Philippine security forces nab foreign ISIS 'commander'

Foreign national Fehmi Lassoued is presented to members of the media during a press conference at the Philippine National Police general headquarters in Quezon City, Metro Manila, on February 19, 2018, after being arrested allegedly in possession of assorted explosives and bomb-making paraphernalia. PHOTO: REUTERS

MANILA - Philippine security forces have arrested a foreign national believed to be a unit commander of the Islamic State in Iraq and Syria (ISIS).

Fehmi Lassoued was nabbed over the weekend with his Filipino girlfriend Anabel Salipada in Manila's Ermita district, police chief Ronald dela Rosa said yesterday.

Salipada, 32, is from Tupi town in Maguindanao province, a hotbed of Muslim insurgency in the war-torn southern island of Mindanao. Firearms and materials for making pipe bombs were seized.

Director-General dela Rosa said Lassoued was a "commander" and "government negotiator" of ISIS in Syria.

There have been conflicting reports about his nationality, with some media describing him as Tunisian, while others Egyptian. Lassoued said he was born in Dubai, and described himself as half-Libyan, half-Tunisian.

He has been in the Philippines since July 2016 and travelled "in and out of Manila" throughout his stay using a fake Tunisian passport.

He was presented to the media at the police headquarters yesterday, where he managed to say only that he "was ISIS before". Later at the justice department, he was allowed to talk to reporters, and claimed the police had set him up, and that he was not a terrorist but was travelling with a fake Tunisian passport because of problems he had back home. He said he had travelled to Malaysia, Indonesia, Iran, Egypt and Syria.

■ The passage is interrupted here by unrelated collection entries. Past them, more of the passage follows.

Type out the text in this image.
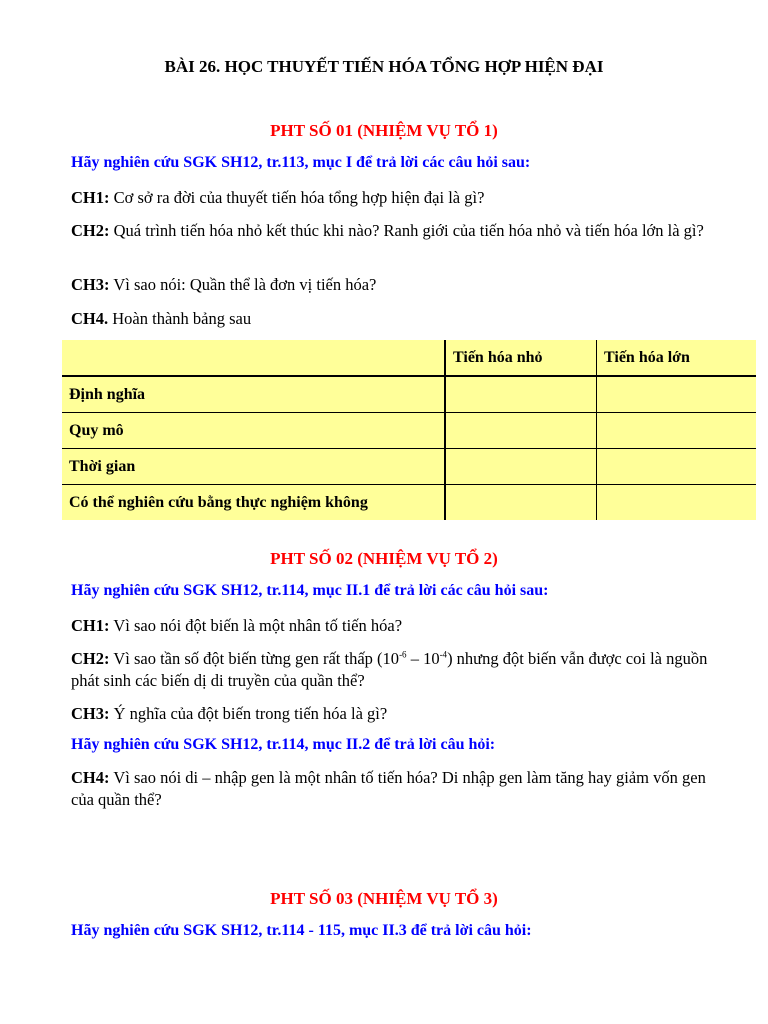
BÀI 26. HỌC THUYẾT TIẾN HÓA TỔNG HỢP HIỆN ĐẠI
PHT SỐ 01 (NHIỆM VỤ TỔ 1)
Hãy nghiên cứu SGK SH12, tr.113, mục I để trả lời các câu hỏi sau:
CH1: Cơ sở ra đời của thuyết tiến hóa tổng hợp hiện đại là gì?
CH2: Quá trình tiến hóa nhỏ kết thúc khi nào? Ranh giới của tiến hóa nhỏ và tiến hóa lớn là gì?
CH3: Vì sao nói: Quần thể là đơn vị tiến hóa?
CH4. Hoàn thành bảng sau
	Tiến hóa nhỏ	Tiến hóa lớn
Định nghĩa		
Quy mô		
Thời gian		
Có thể nghiên cứu bằng thực nghiệm không		
PHT SỐ 02 (NHIỆM VỤ TỔ 2)
Hãy nghiên cứu SGK SH12, tr.114, mục II.1 để trả lời các câu hỏi sau:
CH1: Vì sao nói đột biến là một nhân tố tiến hóa?
CH2: Vì sao tần số đột biến từng gen rất thấp $(10^{-6} - 10^{-4})$ nhưng đột biến vẫn được coi là nguồn phát sinh các biến dị di truyền của quần thể?
CH3: Ý nghĩa của đột biến trong tiến hóa là gì?
Hãy nghiên cứu SGK SH12, tr.114, mục II.2 để trả lời câu hỏi:
CH4: Vì sao nói di – nhập gen là một nhân tố tiến hóa? Di nhập gen làm tăng hay giảm vốn gen của quần thể?
PHT SỐ 03 (NHIỆM VỤ TỔ 3)
Hãy nghiên cứu SGK SH12, tr.114 - 115, mục II.3 để trả lời câu hỏi:
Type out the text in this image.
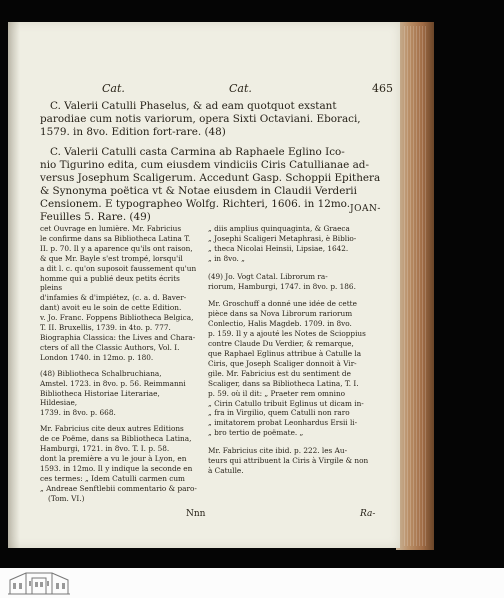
Cat.	Cat.	465
C. Valerii Catulli Phaselus, & ad eam quotquot exstant
parodiae cum notis variorum, opera Sixti Octaviani. Eboraci,
1579. in 8vo. Edition fort-rare. (48)
C. Valerii Catulli casta Carmina ab Raphaele Eglino Ico-
nio Tigurino edita, cum eiusdem vindiciis Ciris Catullianae ad-
versus Josephum Scaligerum. Accedunt Gasp. Schoppii Epithera
& Synonyma poëtica vt & Notae eiusdem in Claudii Verderii
Censionem. E typographeo Wolfg. Richteri, 1606. in 12mo.
Feuilles 5. Rare. (49)
JOAN-

cet Ouvrage en lumière. Mr. Fabricius

le confirme dans sa Bibliotheca Latina T.

II. p. 70. Il y a aparence qu'ils ont raison,

& que Mr. Bayle s'est trompé, lorsqu'il

a dit l. c. qu'on suposoit faussement qu'un

homme qui a publié deux petits écrits pleins

d'infamies & d'impiétez, (c. a. d. Baver-

dant) avoit eu le soin de cette Edition.

v. Jo. Franc. Foppens Bibliotheca Belgica,

T. II. Bruxellis, 1739. in 4to. p. 777.

Biographia Classica: the Lives and Chara-

cters of all the Classic Authors, Vol. I.

London 1740. in 12mo. p. 180.

(48) Bibliotheca Schalbruchiana,

Amstel. 1723. in 8vo. p. 56. Reimmanni

Bibliotheca Historiae Literariae, Hildesiae,

1739. in 8vo. p. 668.

Mr. Fabricius cite deux autres Editions

de ce Poëme, dans sa Bibliotheca Latina,

Hamburgi, 1721. in 8vo. T. I. p. 58.

dont la première a vu le jour à Lyon, en

1593. in 12mo. Il y indique la seconde en

ces termes: „ Idem Catulli carmen cum

„ Andreae Senftlebii commentario & paro-

(Tom. VI.)

„ diis amplius quinquaginta, & Graeca

„ Josephi Scaligeri Metaphrasi, è Biblio-

„ theca Nicolai Heinsii, Lipsiae, 1642.

„ in 8vo. „

(49) Jo. Vogt Catal. Librorum ra-

riorum, Hamburgi, 1747. in 8vo. p. 186.

Mr. Groschuff a donné une idée de cette

pièce dans sa Nova Librorum rariorum

Conlectio, Halis Magdeb. 1709. in 8vo.

p. 159. Il y a ajouté les Notes de Scioppius

contre Claude Du Verdier, & remarque,

que Raphael Eglinus attribue à Catulle la

Ciris, que Joseph Scaliger donnoit à Vir-

gile. Mr. Fabricius est du sentiment de

Scaliger, dans sa Bibliotheca Latina, T. I.

p. 59. où il dit: „ Praeter rem omnino

„ Cirin Catullo tribuit Eglinus ut dicam in-

„ fra in Virgilio, quem Catulli non raro

„ imitatorem probat Leonhardus Ersii li-

„ bro tertio de poëmate. „

Mr. Fabricius cite ibid. p. 222. les Au-

teurs qui attribuent la Ciris à Virgile & non

à Catulle.

Nnn	Ra-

He also denied plotting an attack. "If someone wanted to attack, why will he wait two years? " he said.

Lassoued is the second ISIS-linked foreigner to be arrested this year in the Philippines.

Last month, security forces nabbed suspected terrorist Abdelkhakim Labidi Adib, 20, from the Spanish province of Basilan, a stronghold of the small but brutal Abu Sayyaf group in Mindanao. Labidi Adib was described as an Abu Sayyaf "sympathiser" and a "campaigner" for an ISIS province in the Philippines.

Police director Oscar Albayalde said ISIS has already found "safe havens" across metropolitan Manila. He said police are monitoring known ISIS sympathisers in the city.

Metro Manila is one of the most densely populated areas in the world, serving as home to more than 13 million Filipinos.

In November 2016, security forces defused a powerful bomb found inside a rubbish bin near the United States embassy in Manila.

The bomb had the same "signature" as the one that exploded in September that year at a night market in Davao, home city of President Rodrigo Duterte. The attack, which left 15 dead, was blamed on the radical group, Maute.

Metro Manila suffered its worst terrorist attack in December 2000, when militants detonated bombs in five locations across the region, including at an MRT station, killing 22 in total.